DOMINGO 29 DE OCTUBRE DE 2000
Ť Rolando Cordera Campos Ť
Rebelión en la granja: primera llamada
Estalló la rebelión burocrática y el presidente Zedillo les dio a los líderes una lección de legalidad y derecho, siempre con cargo a su librito preferido. No hay derecho al bono de mortaja sexenal, porque desde el Día de los Inocentes del año pasado todos a una, o casi, los diputados de la difunta legislatura legislaron contra todo "estímulo, pago o compensación especial a los servidores públicos, con motivo del término de la presente administración del Ejecutivo federal".
Santo y bueno: la burocracia no tiene derecho, entre otras cosas porque la costumbre aquella de las compensaciones no fue consagrada en la ley, sino todo lo contrario. Ahora viene el mal humor de los afectados, que sin mayor trámite se fueron a la acción directa, y la demagogia de diputados y senadores que "no estuvieron" en la inocentada y desde escaños y curules hacen de cuentachiles, buscan debajo de las alfombras y las alforjas de la Secretaría de Hacienda, comparan peras con frijoles, atacan a los ricos y le piden al Ejecutivo "que le busque".
No hay derecho, porque éste lo da, lo debe dar, sólo la ley, pero lo que sobra es contexto y la razón no está del todo contra los protestantes del servicio público. Nadie puede escudarse en la ignorancia o la falta de información en materia de leyes, pero el hecho escueto es que, por su parte, los funcionarios del gobierno federal, responsables de la organización del servicio público, no parecen haberse tomado la molestia de informar a sus subordinados de lo acaecido en diciembre pasado, así como de discutir con ellos sobre las implicaciones de la decisión de la Cámara. De los líderes, mejor no hacer caso, porque sería caer en la vergüenza mayor de considerarlos como lo que no son, es decir, representantes de sus agremiados.
Por años, los trabajadores al servicio del Estado han vivido una situación del todo irregular, para decir lo menos. Acosados por la incertidumbre y la inseguridad en el empleo, que trajo consigo un cambio estructural de vértigo sin correspondencia alguna en materia de administración pública, la mayoría de los burócratas fue dejada a la buena de Dios, que sí existe (Liébano dixit), y se dedicó a sobrevivir los temporales sexenales, o anuales, según el caso.
No ha habido reforma administrativa digna de tal nombre y el servicio civil de carrera es una especie de homenaje perpetuo a la memoria de Tomás Moro: una utopía sin fin.
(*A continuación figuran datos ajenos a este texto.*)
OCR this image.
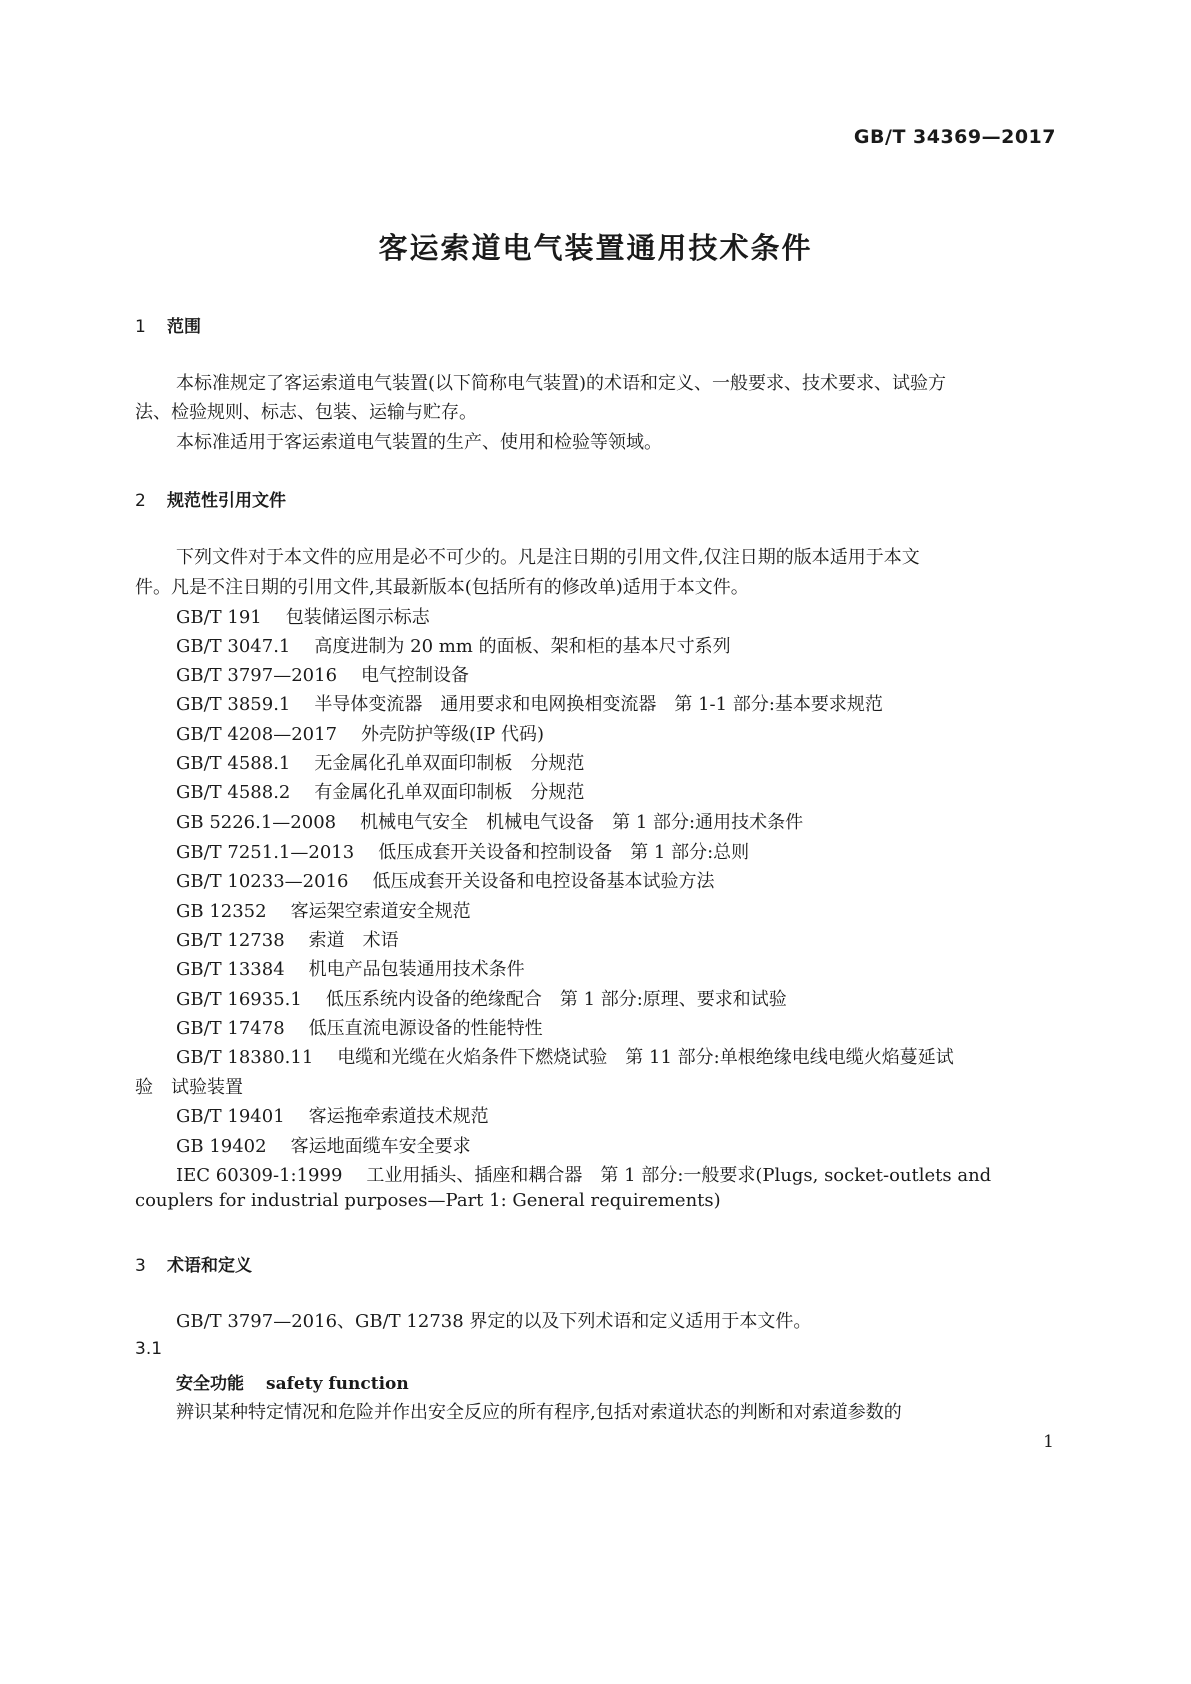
GB/T 34369—2017
客运索道电气装置通用技术条件
1 范围
本标准规定了客运索道电气装置(以下简称电气装置)的术语和定义、一般要求、技术要求、试验方
法、检验规则、标志、包装、运输与贮存。
本标准适用于客运索道电气装置的生产、使用和检验等领域。
2 规范性引用文件
下列文件对于本文件的应用是必不可少的。凡是注日期的引用文件,仅注日期的版本适用于本文
件。凡是不注日期的引用文件,其最新版本(包括所有的修改单)适用于本文件。
GB/T 191 包装储运图示标志
GB/T 3047.1 高度进制为 20 mm 的面板、架和柜的基本尺寸系列
GB/T 3797—2016 电气控制设备
GB/T 3859.1 半导体变流器　通用要求和电网换相变流器　第 1-1 部分:基本要求规范
GB/T 4208—2017 外壳防护等级(IP 代码)
GB/T 4588.1 无金属化孔单双面印制板　分规范
GB/T 4588.2 有金属化孔单双面印制板　分规范
GB 5226.1—2008 机械电气安全　机械电气设备　第 1 部分:通用技术条件
GB/T 7251.1—2013 低压成套开关设备和控制设备　第 1 部分:总则
GB/T 10233—2016 低压成套开关设备和电控设备基本试验方法
GB 12352 客运架空索道安全规范
GB/T 12738 索道　术语
GB/T 13384 机电产品包装通用技术条件
GB/T 16935.1 低压系统内设备的绝缘配合　第 1 部分:原理、要求和试验
GB/T 17478 低压直流电源设备的性能特性
GB/T 18380.11 电缆和光缆在火焰条件下燃烧试验　第 11 部分:单根绝缘电线电缆火焰蔓延试
验　试验装置
GB/T 19401 客运拖牵索道技术规范
GB 19402 客运地面缆车安全要求
IEC 60309-1:1999 工业用插头、插座和耦合器　第 1 部分:一般要求(Plugs, socket-outlets and
couplers for industrial purposes—Part 1: General requirements)
3 术语和定义
GB/T 3797—2016、GB/T 12738 界定的以及下列术语和定义适用于本文件。
3.1
安全功能 safety function
辨识某种特定情况和危险并作出安全反应的所有程序,包括对索道状态的判断和对索道参数的
1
Lo que hubo fue resignación y cinismo, única manera de contrarrestar el escarnio público a que la irresponsabilidad del gobierno y de los líderes llevó al trabajo burocrático. Antier tronó esa burbuja y las secretarias y las enfermeras, junto con los médicos y los profes, se fueron a la calle. Y con el apoyo de sus representantes, los diputados y los senadores de los partidos que hace un año, desvelados y orgullosos por haberle quitado a Santiago Levy una pizcacha del gasto, aprobaron el decreto y su artículo 54.
Vendrán negociaciones y remiendos a este o al próximo presupuesto, pero lo que importa tardará en llegar. La sociedad que estrena democracia tiene que asumir que necesita más y no menos servicio público, para la seguridad, la educación o la salud que no ofrece el mercado a los precios que la mayoría puede pagar. También, para atender rubros estratégicos que nadie está dispuesto a cubrir, salvo a precios inaceptables, pero que son decisivos para el desarrollo o el bienestar sociales: la investigación básica y mucha de la aplicada, la educación superior de calidad pero de masas, etc. Y es preciso asumir, también, que hay que pagar bien por esos servicios, si es que van a cumplir su cometido.
Del otro lado, ni duda cabe, debe estar la responsabilidad de los servidores públicos, su permanente evaluación y el cumplimiento estricto de sus compromisos laborales. Pero esto está lejos, porque con esos dirigentes y esa obsesión de los altos mandos del Estado, de jugar al gato y al ratón con sus colaboradores inferiores, no se puede ir muy lejos, ni de prisa.
Ahora tenemos democracia, pero hay que admitir que el Estado, como institución y como máquina organizativa, no está a la altura. Democracia sin Estado puede haber, pero lo que sigue es el desastre: ahí está Rusia. Estado sin democracia también hay, y habrá, pero también lleva, tarde o temprano, a la corrosión social y económica, y a la confusión de la vida pública. La granja y la casa "que son de todos" resultaron angostas y los cuidadores quisieron pasarse de listos; de ahí la rebelión y lo que siga.